Let me ask about the other part of my question, which is isolation.
Your critics point out that the E.U. has an arms embargo on Iran, the U.S. has an arms embargo on Iran, and that the practical impact of snapback was minimal, and it wasn't worth breaking with European allies.
I think, if you look at the executive order that the president signed today, it is even broader than the U.N. arms embargo that did snap back.
It covers more weapons and weapons systems, and allows us to impose sanctions earlier in the process. They don't have to wait until a weapon is actually delivered.
You know, when I looked last week at the foreign ministers of Bahrain and the UAE and the prime minister of Israel with the president, we didn't look very isolated, and we don't feel isolated. And we think that, in fact, these sanctions are going to have a very significant impact.
And what we hear from an awful lot of people, including from the Europeans, for that matter, is that they wish the U.N. arms embargo had been extended. It was the failure of the Security Council and the E.U. 3 to extend the U.N. arms embargo that led us to snap back all of the sanctions.
Since the U.S. left the nuclear deal, Iran has stockpiled more uranium and is enriching uranium at a higher rate, which means the time that Iran would need to produce enough material for a nuclear weapon has dropped from 12 months to what experts say is three to four months today.
If Iran is today closer to a nuclear weapon than it was before the administration left the nuclear deal, how is that achieving your goals?
If you look at the JCPOA, it is a pathway for Iran to get a nuclear weapon.
Here is what it can do after five years. And we are, of course, five year in. Here's what it can do after eight-and-a-half years. More. Here's what it can do after 10 years. Here's what it can do after 15 years. It is a pathway to a nuclear weapon.
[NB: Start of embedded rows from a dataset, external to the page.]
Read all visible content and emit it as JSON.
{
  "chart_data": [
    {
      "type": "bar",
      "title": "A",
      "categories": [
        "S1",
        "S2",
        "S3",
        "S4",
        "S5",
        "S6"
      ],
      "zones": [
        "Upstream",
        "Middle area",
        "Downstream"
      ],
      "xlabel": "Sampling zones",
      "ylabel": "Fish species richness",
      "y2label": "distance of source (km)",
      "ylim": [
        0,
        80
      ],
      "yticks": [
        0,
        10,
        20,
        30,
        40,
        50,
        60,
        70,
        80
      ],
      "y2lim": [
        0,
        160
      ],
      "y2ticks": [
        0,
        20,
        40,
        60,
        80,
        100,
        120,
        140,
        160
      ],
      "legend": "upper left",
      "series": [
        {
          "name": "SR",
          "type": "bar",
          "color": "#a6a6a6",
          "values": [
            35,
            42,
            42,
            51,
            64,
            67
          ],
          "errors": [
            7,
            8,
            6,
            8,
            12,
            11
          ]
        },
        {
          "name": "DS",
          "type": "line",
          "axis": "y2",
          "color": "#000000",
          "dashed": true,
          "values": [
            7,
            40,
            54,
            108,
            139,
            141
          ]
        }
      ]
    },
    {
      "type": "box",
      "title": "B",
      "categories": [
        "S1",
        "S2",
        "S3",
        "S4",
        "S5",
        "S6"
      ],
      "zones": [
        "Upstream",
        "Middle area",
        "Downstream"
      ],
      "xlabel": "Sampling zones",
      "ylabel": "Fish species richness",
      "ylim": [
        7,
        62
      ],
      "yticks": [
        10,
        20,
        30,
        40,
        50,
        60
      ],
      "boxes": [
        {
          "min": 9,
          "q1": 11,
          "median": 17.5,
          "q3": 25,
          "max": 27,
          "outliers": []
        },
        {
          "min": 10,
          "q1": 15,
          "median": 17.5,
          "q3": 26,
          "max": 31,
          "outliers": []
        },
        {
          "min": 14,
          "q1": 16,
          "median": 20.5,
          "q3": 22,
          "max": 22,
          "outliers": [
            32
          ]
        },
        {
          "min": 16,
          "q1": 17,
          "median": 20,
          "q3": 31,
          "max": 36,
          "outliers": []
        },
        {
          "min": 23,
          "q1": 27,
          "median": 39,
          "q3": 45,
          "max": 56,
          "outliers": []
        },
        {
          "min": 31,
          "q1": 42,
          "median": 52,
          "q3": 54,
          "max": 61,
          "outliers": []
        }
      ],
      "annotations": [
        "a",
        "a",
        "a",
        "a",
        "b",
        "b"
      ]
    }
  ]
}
And we're saying is, we're going to keep this pressure on until Iran is willing to negotiate a comprehensive deal that actually closes the door to a nuclear weapon for Iran.
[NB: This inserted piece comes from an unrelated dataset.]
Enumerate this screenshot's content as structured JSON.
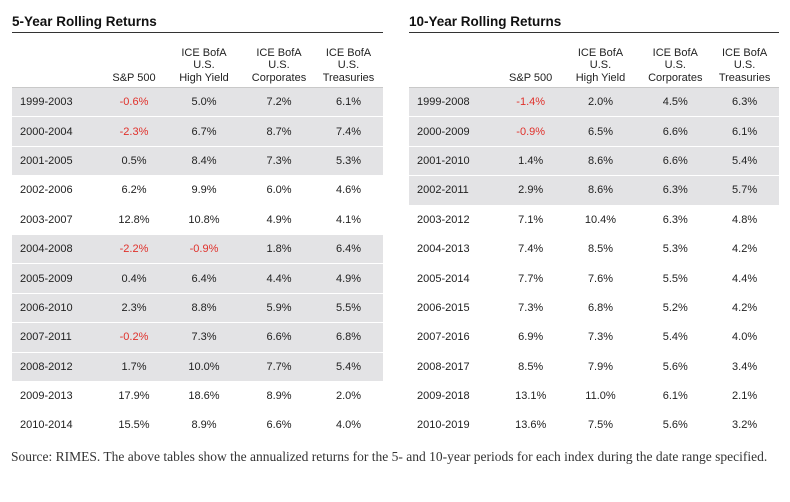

I want to take you back to this summer.
What is the message that Iranian leaders should draw from explosions across Iran, including at the Natanz nuclear facility? Do you believe that those explosions were accidental or deliberate?
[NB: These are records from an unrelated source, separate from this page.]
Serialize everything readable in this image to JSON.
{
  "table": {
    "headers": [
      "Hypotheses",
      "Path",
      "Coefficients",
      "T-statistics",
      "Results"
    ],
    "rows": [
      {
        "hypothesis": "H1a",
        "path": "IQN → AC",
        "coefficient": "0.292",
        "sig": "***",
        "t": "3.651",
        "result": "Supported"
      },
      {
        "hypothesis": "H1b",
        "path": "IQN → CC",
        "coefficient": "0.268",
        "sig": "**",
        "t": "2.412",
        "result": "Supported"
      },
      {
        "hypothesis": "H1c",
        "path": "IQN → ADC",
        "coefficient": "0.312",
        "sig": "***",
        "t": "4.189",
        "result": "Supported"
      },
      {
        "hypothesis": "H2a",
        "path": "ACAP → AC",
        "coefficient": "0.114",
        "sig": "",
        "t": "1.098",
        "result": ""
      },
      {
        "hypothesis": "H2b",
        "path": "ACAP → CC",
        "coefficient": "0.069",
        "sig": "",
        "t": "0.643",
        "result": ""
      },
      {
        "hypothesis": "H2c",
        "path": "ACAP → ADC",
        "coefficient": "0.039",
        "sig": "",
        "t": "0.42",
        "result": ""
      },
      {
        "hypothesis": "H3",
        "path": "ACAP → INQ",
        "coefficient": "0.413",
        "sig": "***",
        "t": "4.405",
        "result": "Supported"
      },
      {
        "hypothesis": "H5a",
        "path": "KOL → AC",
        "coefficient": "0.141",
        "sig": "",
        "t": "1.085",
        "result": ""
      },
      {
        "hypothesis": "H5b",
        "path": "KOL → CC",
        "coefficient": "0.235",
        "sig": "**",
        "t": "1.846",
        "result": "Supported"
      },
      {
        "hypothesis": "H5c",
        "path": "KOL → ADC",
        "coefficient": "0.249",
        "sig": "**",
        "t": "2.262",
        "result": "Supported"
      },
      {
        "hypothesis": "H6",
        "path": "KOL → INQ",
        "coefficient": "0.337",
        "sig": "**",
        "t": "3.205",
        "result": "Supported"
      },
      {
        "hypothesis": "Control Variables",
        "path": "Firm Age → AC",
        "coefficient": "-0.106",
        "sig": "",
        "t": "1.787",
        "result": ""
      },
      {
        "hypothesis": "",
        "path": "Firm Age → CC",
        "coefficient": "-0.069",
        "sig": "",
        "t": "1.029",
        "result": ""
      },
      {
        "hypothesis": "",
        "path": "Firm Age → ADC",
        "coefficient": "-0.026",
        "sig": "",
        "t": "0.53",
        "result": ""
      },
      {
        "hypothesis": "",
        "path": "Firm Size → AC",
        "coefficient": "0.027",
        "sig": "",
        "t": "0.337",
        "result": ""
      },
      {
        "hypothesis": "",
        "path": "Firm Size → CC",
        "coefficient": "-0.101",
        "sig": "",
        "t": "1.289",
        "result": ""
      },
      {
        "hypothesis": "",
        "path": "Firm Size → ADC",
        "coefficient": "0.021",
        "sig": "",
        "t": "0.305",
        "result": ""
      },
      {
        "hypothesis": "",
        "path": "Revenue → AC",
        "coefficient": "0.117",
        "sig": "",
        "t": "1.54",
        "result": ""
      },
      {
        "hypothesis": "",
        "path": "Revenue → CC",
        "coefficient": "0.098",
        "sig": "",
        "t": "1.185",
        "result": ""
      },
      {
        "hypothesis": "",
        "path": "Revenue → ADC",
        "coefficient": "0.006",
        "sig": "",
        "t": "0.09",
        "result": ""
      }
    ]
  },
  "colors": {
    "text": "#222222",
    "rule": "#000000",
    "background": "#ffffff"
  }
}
You're asking me to comment on stuff that gets us close to classified information.
I think, though, that what they should conclude is that there is a fierce determination on the part of many people around the world to prevent them from getting a nuclear weapon.
And a series of U.S. presidents, including President Trump, have said, we will not permit them to get to a nuclear weapon. Now, these sanctions are another way of delivering the same message. We are very serious about it, and others in the world are very serious about it. They will not get to a nuclear weapon.
Does that suggest the U.S. or perhaps its ally Israel were behind some of these explosions?
No, it doesn't suggest anything, except that the Iranians are going down a path that leads nowhere for them or for the Iranian people.
They will not be permitted to get a nuclear weapon. And everything they're doing down that path only punishes them and the Iranian people, because this is something that, again, a series of presidents from both parties have said with the greatest possible clarity, this will not be permitted.
They're not acting like a country that's given up on its nuclear ambitions, not at all.
And, finally, in the time I have left, Iranian Foreign Minister Javad Zarif today said that the book wasn't closed on the chapter of the killing of Iranian General Qasem Soleimani.
The U.S. has said that that killing reestablished deterrence. Does Zarif's line mean that deterrence has not been reestablished?
I took Zarif's comment as a direct threat, which is a remarkable thing to have coming from the foreign minister of any country.
I mean, the president has already responded to their threats. And I think what it shows you is that even the foreign minister of Iran is actually now in the business of threatening terrorist attacks. It's pretty disgraceful.
Elliott Abrams, special representative for Iran, thank you very much.